Ranbaxy Laboratories, the country's biggest drugmaker, is all set to focus its energies in developing and marketing niche products where price erosion is minimal. The company's move is aimed at beating the pricing pressure in key generics markets of the US and Europe.

The company had identified a basket of high-value medicines that come under the category of "limuses and penams" to strengthen its revenues from key export markets, said Ranbaxy MD and CEO Malvinder Mohan Singh. The combined market size of the two categories was worth $3 billion, he added.

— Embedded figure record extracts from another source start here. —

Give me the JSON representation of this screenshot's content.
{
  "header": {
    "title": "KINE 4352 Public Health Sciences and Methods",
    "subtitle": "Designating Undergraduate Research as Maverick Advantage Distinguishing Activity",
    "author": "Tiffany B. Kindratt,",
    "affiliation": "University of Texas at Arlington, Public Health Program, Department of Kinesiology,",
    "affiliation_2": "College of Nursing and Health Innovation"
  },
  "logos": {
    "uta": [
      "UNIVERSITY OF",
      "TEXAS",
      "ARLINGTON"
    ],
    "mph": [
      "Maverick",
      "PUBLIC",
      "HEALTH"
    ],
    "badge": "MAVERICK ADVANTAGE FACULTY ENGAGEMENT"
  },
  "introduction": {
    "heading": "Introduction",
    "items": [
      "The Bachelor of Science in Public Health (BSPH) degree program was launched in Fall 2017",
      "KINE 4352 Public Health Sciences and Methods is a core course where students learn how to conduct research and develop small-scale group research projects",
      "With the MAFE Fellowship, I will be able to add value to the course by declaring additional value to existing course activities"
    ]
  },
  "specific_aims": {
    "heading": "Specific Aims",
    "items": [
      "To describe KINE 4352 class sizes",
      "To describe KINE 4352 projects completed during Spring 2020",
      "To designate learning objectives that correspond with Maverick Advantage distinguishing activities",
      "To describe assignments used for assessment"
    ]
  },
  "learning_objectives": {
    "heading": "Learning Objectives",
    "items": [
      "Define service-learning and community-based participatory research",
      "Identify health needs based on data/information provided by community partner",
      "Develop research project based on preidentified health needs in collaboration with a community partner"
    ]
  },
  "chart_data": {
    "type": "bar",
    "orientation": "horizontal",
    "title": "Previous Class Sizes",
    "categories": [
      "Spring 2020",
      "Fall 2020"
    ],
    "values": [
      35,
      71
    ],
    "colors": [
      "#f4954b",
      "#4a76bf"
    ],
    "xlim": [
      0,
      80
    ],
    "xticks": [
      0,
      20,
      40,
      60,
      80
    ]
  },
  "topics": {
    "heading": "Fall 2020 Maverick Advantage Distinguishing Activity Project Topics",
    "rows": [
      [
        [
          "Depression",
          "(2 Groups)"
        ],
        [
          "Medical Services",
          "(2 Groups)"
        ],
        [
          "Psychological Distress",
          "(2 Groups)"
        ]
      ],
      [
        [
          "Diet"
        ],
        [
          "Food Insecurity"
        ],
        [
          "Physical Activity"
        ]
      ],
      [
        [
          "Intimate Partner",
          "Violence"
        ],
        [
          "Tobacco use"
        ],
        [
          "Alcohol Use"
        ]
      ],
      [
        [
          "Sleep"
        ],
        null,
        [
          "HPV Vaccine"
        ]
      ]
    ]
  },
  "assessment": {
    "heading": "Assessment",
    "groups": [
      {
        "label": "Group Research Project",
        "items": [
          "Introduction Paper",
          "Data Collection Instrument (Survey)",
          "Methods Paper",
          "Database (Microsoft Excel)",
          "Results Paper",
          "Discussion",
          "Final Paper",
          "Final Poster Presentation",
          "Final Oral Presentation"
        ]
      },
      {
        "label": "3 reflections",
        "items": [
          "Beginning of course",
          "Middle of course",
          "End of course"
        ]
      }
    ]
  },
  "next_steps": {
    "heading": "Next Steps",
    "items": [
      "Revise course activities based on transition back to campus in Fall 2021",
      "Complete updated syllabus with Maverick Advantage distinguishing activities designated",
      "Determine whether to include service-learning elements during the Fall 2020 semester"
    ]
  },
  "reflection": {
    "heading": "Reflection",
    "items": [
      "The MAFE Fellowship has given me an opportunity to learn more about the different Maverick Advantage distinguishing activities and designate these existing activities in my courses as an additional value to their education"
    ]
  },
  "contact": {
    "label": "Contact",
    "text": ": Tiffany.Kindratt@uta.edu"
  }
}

"We have significantly increased our focus on product categories such as limuses and penams to maximise our returns. Dedicated facilities for the development and manufacture of these products are in place. We are already marketing some of these products to developing countries and have made some abbreviated new drug application (ANDA) filings in the regulated markets. These products should be our revenue earners in 2008-2010," Singh said.

Ranbaxy is way ahead of its competitors in manufacturing capabilities when it comes to limuses and penams.

Interestingly, limuses and penams form part of the multi-billion opportunity the company is looking at in the US market.

The 20 first-to-file IV ANDAs, which hint at a possibility of 180 days' exclusive marketing rights on the drug, also include limuses and penams. According to Ranbaxy, its ANDA filings alone aim at a generics market, whose innovator market size is in excess of $25 billion.

The company is also set to introduce its first biosimilar product, G-CSF (filgrastim), acquired through a global development and marketing pact with Zenotech Laboratories.

The company will first introduce the product in the EU markets and later in the US and other countries. The worldwide market for neutropenia treatment is in excess of $4 billion, while the global G-CSF market is about $1.6 billion, Ranbaxy informed.

In the quarter ended March 31, 2007, Ranbaxy filed three ANDAs with the US FDA and received approval for four, taking the cumulative filings to date to 199 with 111 approvals. In the EU, the company made 10 national filings in nine Reference Member States (RMS) and received nine approvals in four RMS.